In the beginning of his history of the Persian War, Herodotus recounts that in Persia it was considered illegal even to think about something that was illegal to do—in other words, the law sought to control people’s thoughts. Herodotus makes plain that the Persians were not able to do this. We today are able to get closer through the use of modern technology. In Orwell’s 1984, there are telescreens everywhere, as well as hidden cameras and microphones. Nearly everything you do is watched and heard. It even emerges that the watchers have become expert at reading people’s faces. The organization that oversees all this is called the Thought Police.
Government must be limited. It may only exercise the powers we delegate to it. Our rights are ours by nature, and we delegate authority to the government only on condition that our rights be protected, and only in certain ways. The Constitution, which follows the Declaration by eleven years but in principle follows it in every way, lays out a government in which local things are managed locally, by the people nearest and most affected.
What do our schoolchildren not learn? They don’t learn what Jefferson wrote in Notes on the State of Virginia: “I tremble for my country when I reflect that God is just,” he wrote in that book regarding the contest between the master and the slave. “The Almighty has no attribute which can take side with us in such a contest.” If schoolchildren learned that, they would see that Jefferson was a complicated man, like most of us. They don’t learn that when our nation first expanded, it was into the Northwest Territory, and that slavery was forbidden in that territory. They don’t learn that the land in that territory was ceded to the federal government from Virginia, or that it was on the motion of Thomas Jefferson that the condition of the gift was that slavery in that land be eternally forbidden. If schoolchildren learned that, they would come to see Jefferson as a human being who inherited things and did things himself that were terrible, but who regretted those things and fought against them. And they would learn, by the way, that on the scale of human achievement, Jefferson ranks very high.
Our Constitution gave us a government sufficiently powerful to secure the rights of its citizens, but strictly limited so it would not infringe on those rights.
The astounding thing, after all, is not that some of our Founders were slaveholders. There was a lot of slavery back then, as there had been for all of recorded time. The astounding thing—the miracle, even, one might say—is that these slaveholders founded a republic based on principles designed to abnegate slavery.
The administrative state is a different kind of thing from constitutional and representative government. It is a vastness, an idea whose time ought never to have come.

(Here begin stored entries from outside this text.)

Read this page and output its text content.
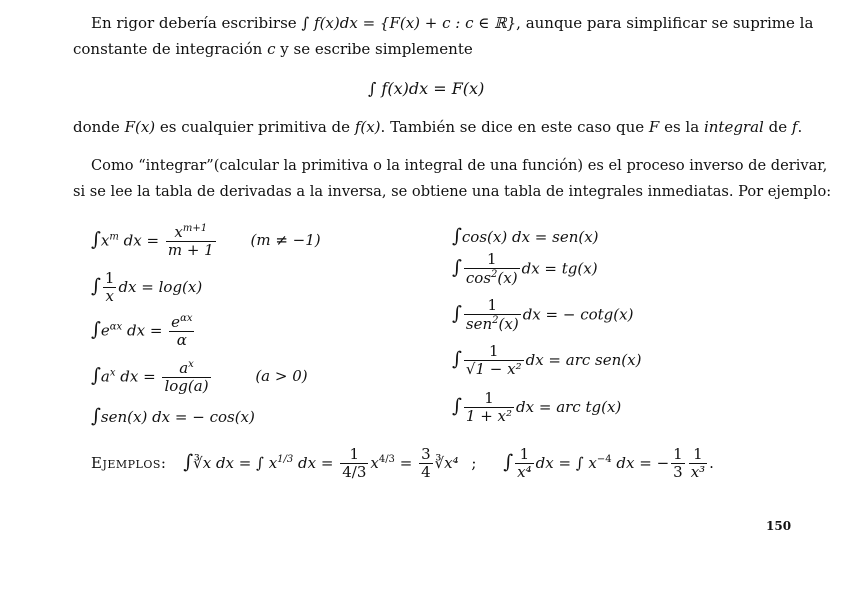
En rigor debería escribirse ∫ f(x)dx = {F(x) + c : c ∈ ℝ}, aunque para simplificar se suprime la
constante de integración c y se escribe simplemente
∫ f(x)dx = F(x)
donde F(x) es cualquier primitiva de f(x). También se dice en este caso que F es la integral de f.
Como “integrar”(calcular la primitiva o la integral de una función) es el proceso inverso de derivar,
si se lee la tabla de derivadas a la inversa, se obtiene una tabla de integrales inmediatas. Por ejemplo:
$\int x^m$ dx = $\frac{x^{m+1}}{m + 1} (m \ne -1)$
∫ $\frac{1}{x}$ dx = log(x)
$\int e^{\alpha x}$ dx = $\frac{e^{\alpha x}}{\alpha}$
$\int a^x$ dx = $\frac{a^x}{\log(a)}$	(a > 0)
∫sen(x) dx = − cos(x)
∫cos(x) dx = sen(x)
∫ $\frac{1}{\cos^2(x)}$ dx = tg(x)
∫ $\frac{1}{sen^2(x)}$ dx = − cotg(x)
∫ $\frac{1}{\text{√1 − x²}}$ dx = arc sen(x)
∫ $\frac{1}{\text{1 + x²}}$ dx = arc tg(x)
Ejemplos: ∫∛x dx = ∫ $x^{1/3}$ dx = $\frac{1}{4/3} x^{4/3} = \frac{3}{4}$ ∛x⁴ ; ∫ $\frac{1}{\text{x⁴}}$ dx = ∫ $x^{-4}$ dx = − $\frac{1}{3} \frac{1}{\text{x³}}$ .
150
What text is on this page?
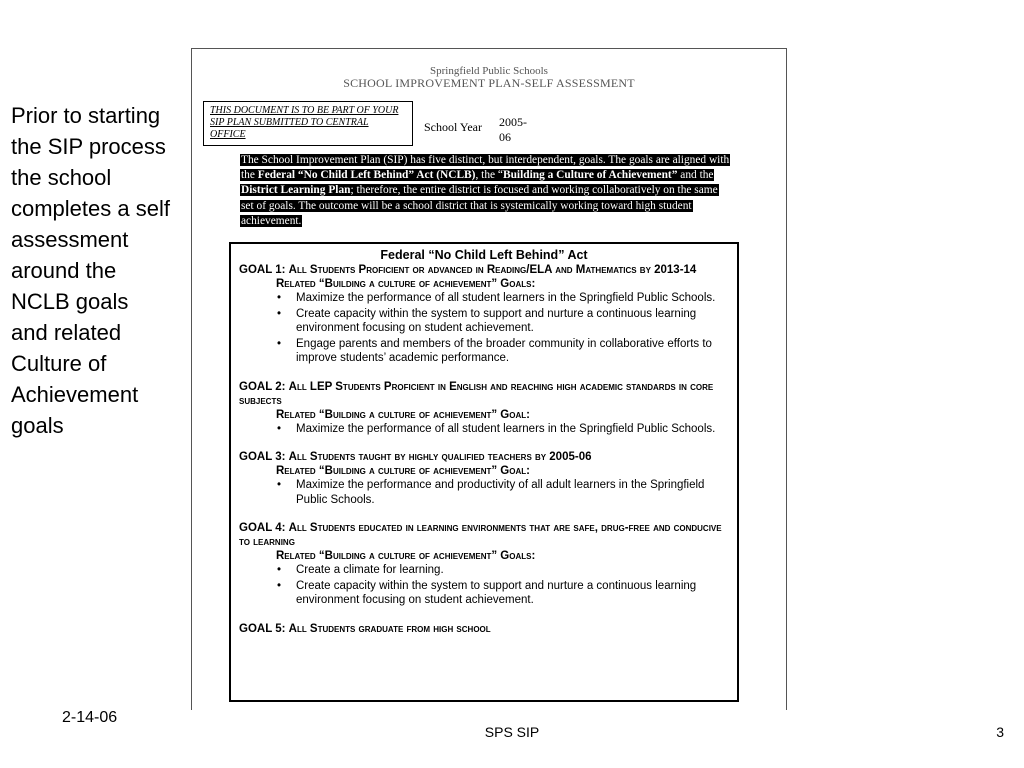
Prior to starting the SIP process the school completes a self assessment around the NCLB goals and related Culture of Achievement goals
Springfield Public Schools
SCHOOL IMPROVEMENT PLAN-SELF ASSESSMENT
THIS DOCUMENT IS TO BE PART OF YOUR SIP PLAN SUBMITTED TO CENTRAL OFFICE
School Year 2005-06
The School Improvement Plan (SIP) has five distinct, but interdependent, goals. The goals are aligned with the Federal “No Child Left Behind” Act (NCLB), the “Building a Culture of Achievement” and the District Learning Plan; therefore, the entire district is focused and working collaboratively on the same set of goals. The outcome will be a school district that is systemically working toward high student achievement.
Federal “No Child Left Behind” Act
GOAL 1: All Students Proficient or advanced in Reading/ELA and Mathematics by 2013-14
Related “Building a culture of achievement” Goals:
• Maximize the performance of all student learners in the Springfield Public Schools.
• Create capacity within the system to support and nurture a continuous learning environment focusing on student achievement.
• Engage parents and members of the broader community in collaborative efforts to improve students’ academic performance.
GOAL 2: All LEP Students Proficient in English and reaching high academic standards in core subjects
Related “Building a culture of achievement” Goal:
• Maximize the performance of all student learners in the Springfield Public Schools.
GOAL 3: All Students taught by highly qualified teachers by 2005-06
Related “Building a culture of achievement” Goal:
• Maximize the performance and productivity of all adult learners in the Springfield Public Schools.
GOAL 4: All Students educated in learning environments that are safe, drug-free and conducive to learning
Related “Building a culture of achievement” Goals:
• Create a climate for learning.
• Create capacity within the system to support and nurture a continuous learning environment focusing on student achievement.
GOAL 5: All Students graduate from high school
2-14-06
SPS SIP	3
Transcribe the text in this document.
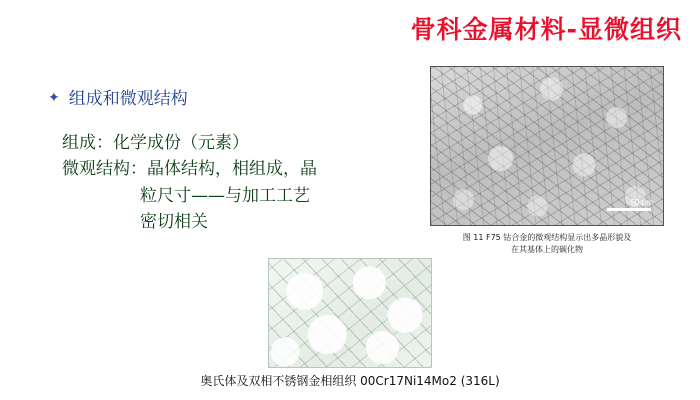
骨科金属材料-显微组织
✦ 组成和微观结构
组成：化学成份（元素）
微观结构：晶体结构，相组成，晶
粒尺寸——与加工工艺
密切相关
50 μm
图 11 F75 钴合金的微观结构显示出多晶形貌及
在其基体上的碳化物
奥氏体及双相不锈钢金相组织 00Cr17Ni14Mo2 (316L)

Certainly, we should have national and state parks and open expanses. But to enjoy them, we must make a living. We must farm, mine, travel, and work as we please. We must act on our own initiative and by our own efforts. We need resources to live on and use, readily available to anyone who wants to work. That is the spirit of a free people.

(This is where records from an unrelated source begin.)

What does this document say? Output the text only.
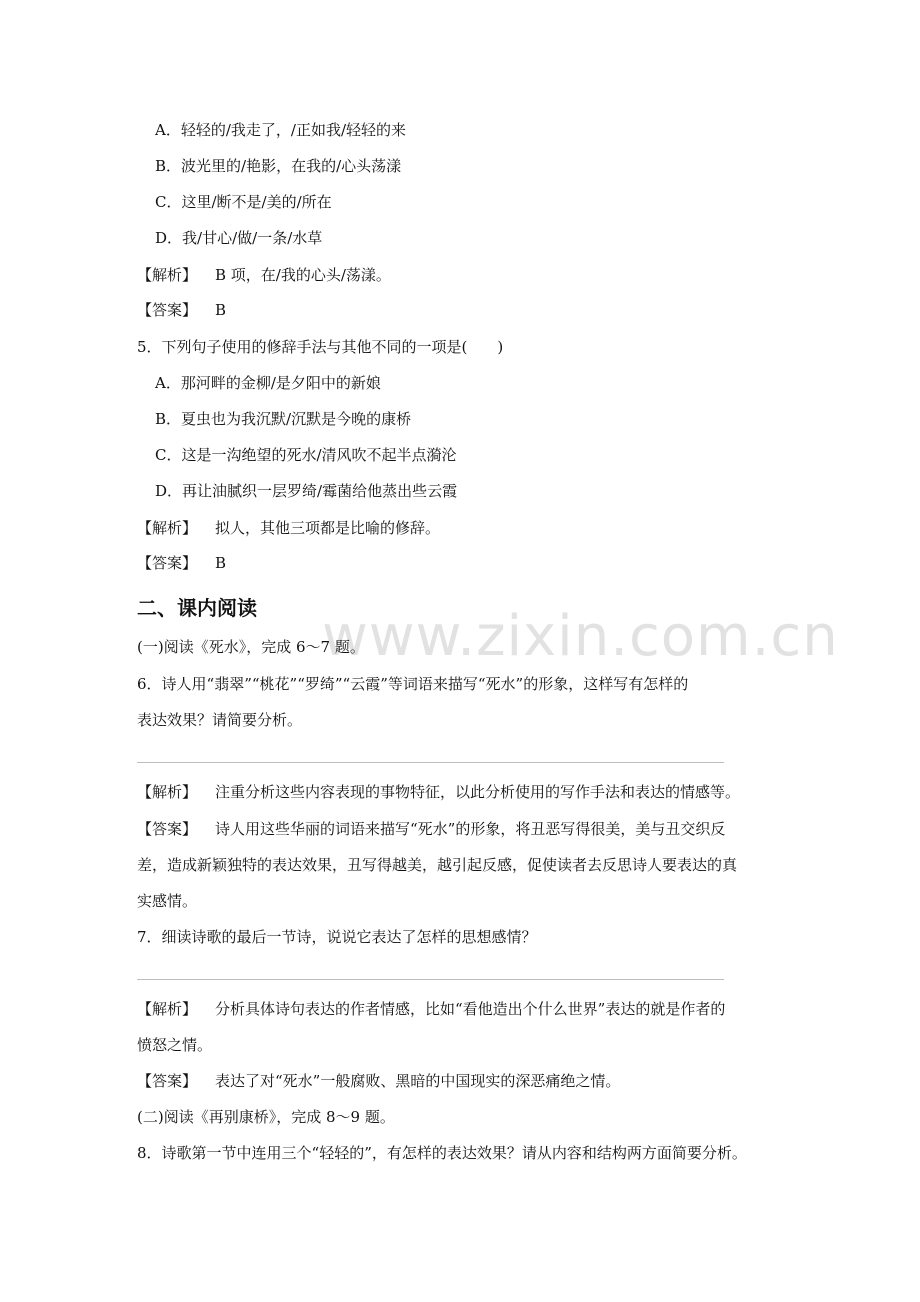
www.zixin.com.cn
A．轻轻的/我走了，/正如我/轻轻的来
B．波光里的/艳影，在我的/心头荡漾
C．这里/断不是/美的/所在
D．我/甘心/做/一条/水草
【解析】 B 项，在/我的心头/荡漾。
【答案】 B
5．下列句子使用的修辞手法与其他不同的一项是(　　)
A．那河畔的金柳/是夕阳中的新娘
B．夏虫也为我沉默/沉默是今晚的康桥
C．这是一沟绝望的死水/清风吹不起半点漪沦
D．再让油腻织一层罗绮/霉菌给他蒸出些云霞
【解析】 拟人，其他三项都是比喻的修辞。
【答案】 B
二、课内阅读
(一)阅读《死水》，完成 6～7 题。
6．诗人用“翡翠”“桃花”“罗绮”“云霞”等词语来描写“死水”的形象，这样写有怎样的
表达效果？请简要分析。
【解析】 注重分析这些内容表现的事物特征，以此分析使用的写作手法和表达的情感等。
【答案】 诗人用这些华丽的词语来描写“死水”的形象，将丑恶写得很美，美与丑交织反
差，造成新颖独特的表达效果，丑写得越美，越引起反感，促使读者去反思诗人要表达的真
实感情。
7．细读诗歌的最后一节诗，说说它表达了怎样的思想感情？
【解析】 分析具体诗句表达的作者情感，比如“看他造出个什么世界”表达的就是作者的
愤怒之情。
【答案】 表达了对“死水”一般腐败、黑暗的中国现实的深恶痛绝之情。
(二)阅读《再别康桥》，完成 8～9 题。
8．诗歌第一节中连用三个“轻轻的”，有怎样的表达效果？请从内容和结构两方面简要分析。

To remain free, we must have a government accountable to us. That is the first precept of constitutionalism. That is what must be restored.

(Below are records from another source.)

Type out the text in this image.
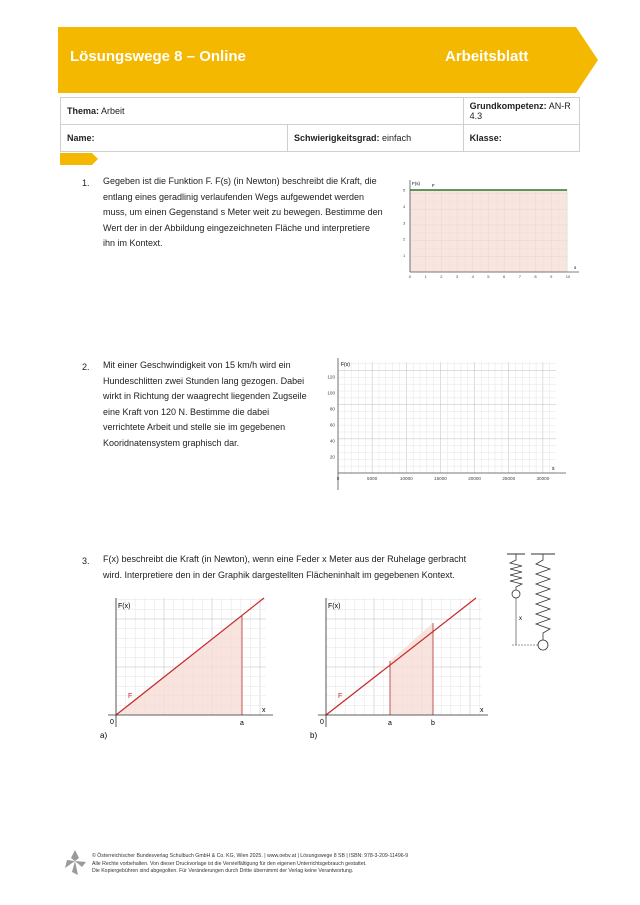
Lösungswege 8 – Online	Arbeitsblatt
Thema: Arbeit		Grundkompetenz: AN-R 4.3
Name:	Schwierigkeitsgrad: einfach	Klasse:
1. Gegeben ist die Funktion F. F(s) (in Newton) beschreibt die Kraft, die
entlang eines geradlinig verlaufenden Wegs aufgewendet werden
muss, um einen Gegenstand s Meter weit zu bewegen. Bestimme den
Wert der in der Abbildung eingezeichneten Fläche und interpretiere
ihn im Kontext.
F(s)	F
s
5
4
3
2
1
0	1	2	3	4	5	6	7	8	9	10
2. Mit einer Geschwindigkeit von 15 km/h wird ein
Hundeschlitten zwei Stunden lang gezogen. Dabei
wirkt in Richtung der waagrecht liegenden Zugseile
eine Kraft von 120 N. Bestimme die dabei
verrichtete Arbeit und stelle sie im gegebenen
Kooridnatensystem graphisch dar.
F(s)
s
120
100
80
60
40
20
0	5000	10000	15000	20000	25000	30000
3. F(x) beschreibt die Kraft (in Newton), wenn eine Feder x Meter aus der Ruhelage gerbracht
wird. Interpretiere den in der Graphik dargestellten Flächeninhalt im gegebenen Kontext.
F(x)
F
x
0	a
a)
F(x)
F
x
0	a	b
b)
x
© Österreichischer Bundesverlag Schulbuch GmbH & Co. KG, Wien 2025. | www.oebv.at | Lösungswege 8 SB | ISBN: 978-3-209-11496-9
Alle Rechte vorbehalten. Von dieser Druckvorlage ist die Vervielfältigung für den eigenen Unterrichtsgebrauch gestattet.
Die Kopiergebühren sind abgegolten. Für Veränderungen durch Dritte übernimmt der Verlag keine Verantwortung.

In 1930, more than 60 percent of the money in government was raised and spent in counties, cities, and towns. The public money was held near the people who contributed it. The federal government controlled less than 20 percent. Now those numbers are reversed. Through a long and steady process, we have moved money out of the pockets of the people and into a treasury far, far away. We have converted America from a bottom-up to a top- down country. Rules proliferate. Expense piles up. Anything dependent upon the government moves like molasses on a winter day, except when the interest of the government is at stake.
During the George W. Bush administration, I told a senior presidential advisor that the No Child Left Behind Act would not do much good. Yes, our K-12 schools are struggling to teach children to read. Adding more regulations and bureaucrats and enabling them to write high stakes testing to drive curricula is only more of the same. He asked, "How can parents know if their children are learning if we don't test?" I replied, "They live with the children, and it is not hard to tell if a child can read. Also, they love them and raise them. That is the system of real accountability." To fix what is wrong in K-12 education, make it less top-heavy. Decentralize authority to local districts and schools, put parents first, and address the problem that more than half the employees in public education are administrators, not teachers.